Where Do Lichens Grow?
Where Do Lichens Grow? Lichens are found throughout the world, often occupying areas where no other plant can become established. They are found in the Alpine and Arctic regions, where they are the dominant plants. Lichens are the products of two distinct groups of plants. Together fungi and algae (seaweed is an algae) combine to produce lichens.
Most rocks you will come across have an abundance of these plants. Lichens are almost the only plants able to survive the severe conditions at high altitudes. In Antarctica, where there are very few flowering plants, more than 400 species of lichens have been found.
Lichens come in many colours, sizes, and forms. The properties are sometimes plant-like, but lichens are not plants. Lichens may have tiny, leafless branches (fruticose), flat leaf-like structures (foliose), flakes that lie on the surface like peeling paint (crustose), or other growth forms.
A macrolichen is lichen that is either bush-like or leafy; all other lichens are termed microlichens. Here, “macro” and “micro” do not refer to size, but to the growth form. Common names for lichens may contain the word “moss” (e.g., “Reindeer moss”, “Iceland moss”), and lichens may superficially look like and grow with mosses, but lichens are not related to mosses or any plant.
Lichens do not have roots that absorb water and nutrients as plants do but like plants they produce their own food by photosynthesis using sunlight energy, from carbon dioxide, water and minerals in their environment. When they grow on plants, they do not live as parasites and only use the plants as a substrate.

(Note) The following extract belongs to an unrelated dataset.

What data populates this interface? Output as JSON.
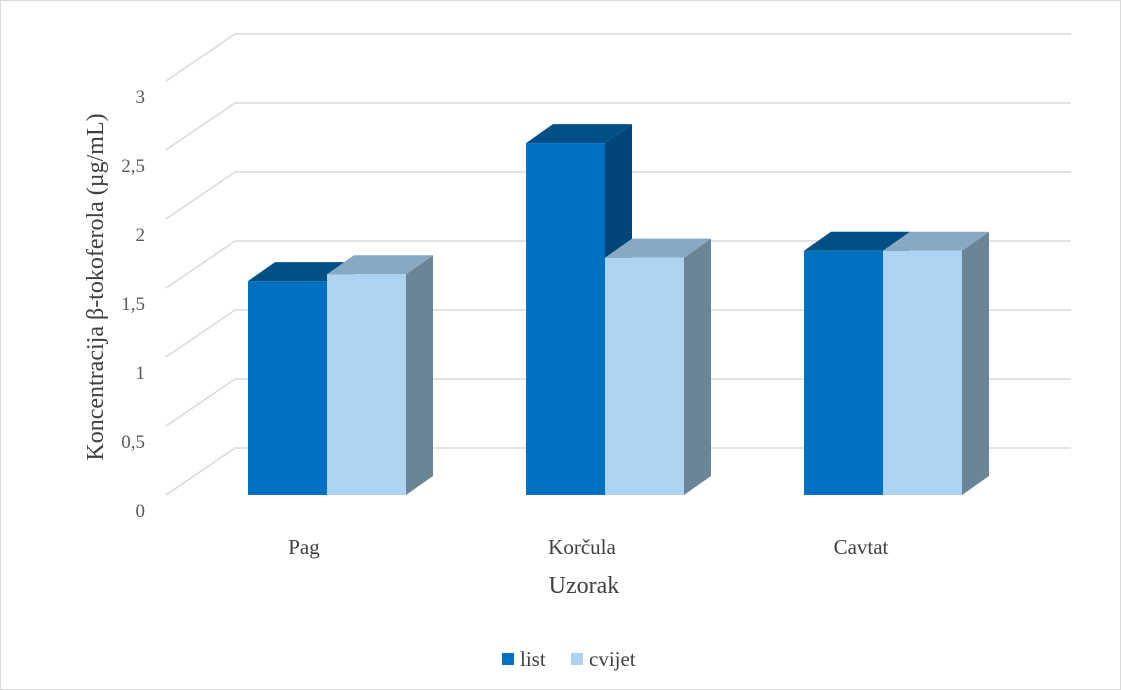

Lichens occur from sea level to high alpine elevations, in a very wide range of environmental conditions, and can grow on almost any surface. Lichens are abundant growing on bark, leaves, mosses, on other lichens, and hanging from branches “living on thin air” (epiphytes) in rain forests and in temperate woodland. They grow on rock, walls, gravestones, roofs, exposed soil surfaces, and in the soil as part of a biological soil crust.
Different kinds of lichens have adapted to survive in some of the most extreme environments on Earth: arctic tundra, hot dry deserts, rocky coasts, and toxic slag heaps. They can even live inside solid rock, growing between the grains. Some lichens do not grow on anything, living out their lives blowing about the environment.
It is estimated that 6% of Earth’s land surface is covered by lichen. Colonies of lichens may be spectacular in appearance, dominating much of the surface of the visual landscape in forests and natural places, such as the vertical “paint” covering the vast rock faces of Yosemite National Park.
The fungus benefits from the symbiotic relation because algae or cyanobacteria produce food by photosynthesis. The algae or cyanobacteria benefit from being protected from the environment by the filaments of the fungus, which also gather moisture and nutrients from the environment, and (usually) provide an anchor to it. Lichenized fungus may refer to the entire lichen, or to the fungus growing in it. The lichen combination of fungus with algae and/or cyanobacteria has a very different form (morphology), physiology, and biochemistry from the component parts growing by themselves.
Lichens are said to be “species”, but what is meant by “species” is different from what is meant for plants, animals, and fungi, for which “species” implies a common ancestral lineage. Lichens are really combinations of species from two or three different biological kingdoms, so there is no common lineage.
By convention, lichens have the same scientific name as the fungus in them, and are not classified according to the species of the algae and/or cyanobacteria growing in them. The alga or cyanobacterium has its own, unique, scientific name (binomial name).
There are about 20,000 known species of lichens. Some lichens have lost the ability to reproduce sexually, yet continue to speciate. Recent perspectives on lichens include that they are relatively self-contained miniature ecosystems in and of themselves, possibly with more microorganisms living with the fungi, algae, and/or cyanobacteria, performing other functions as partners in a system that evolves as an even more complex composite organism (holobiont). In August 2016, it was reported that macrolichens have more than one species of fungus in their tissues.
Lichens may be long-lived, with some considered to be among the oldest living things. They are among the first living things to grow on fresh rock exposed after an event such as a landslide. The long life-span and slow and regular growth rate of some lichens can be used to date events (lichenometry).
Many lichens are very sensitive to environmental disturbances and can be used in cheaply assessing air pollution, ozone depletion, and metal contamination. Lichens have been used in making dyes, perfumes, and in traditional medicines. Few lichen species are eaten by insects or larger animals, such as reindeer.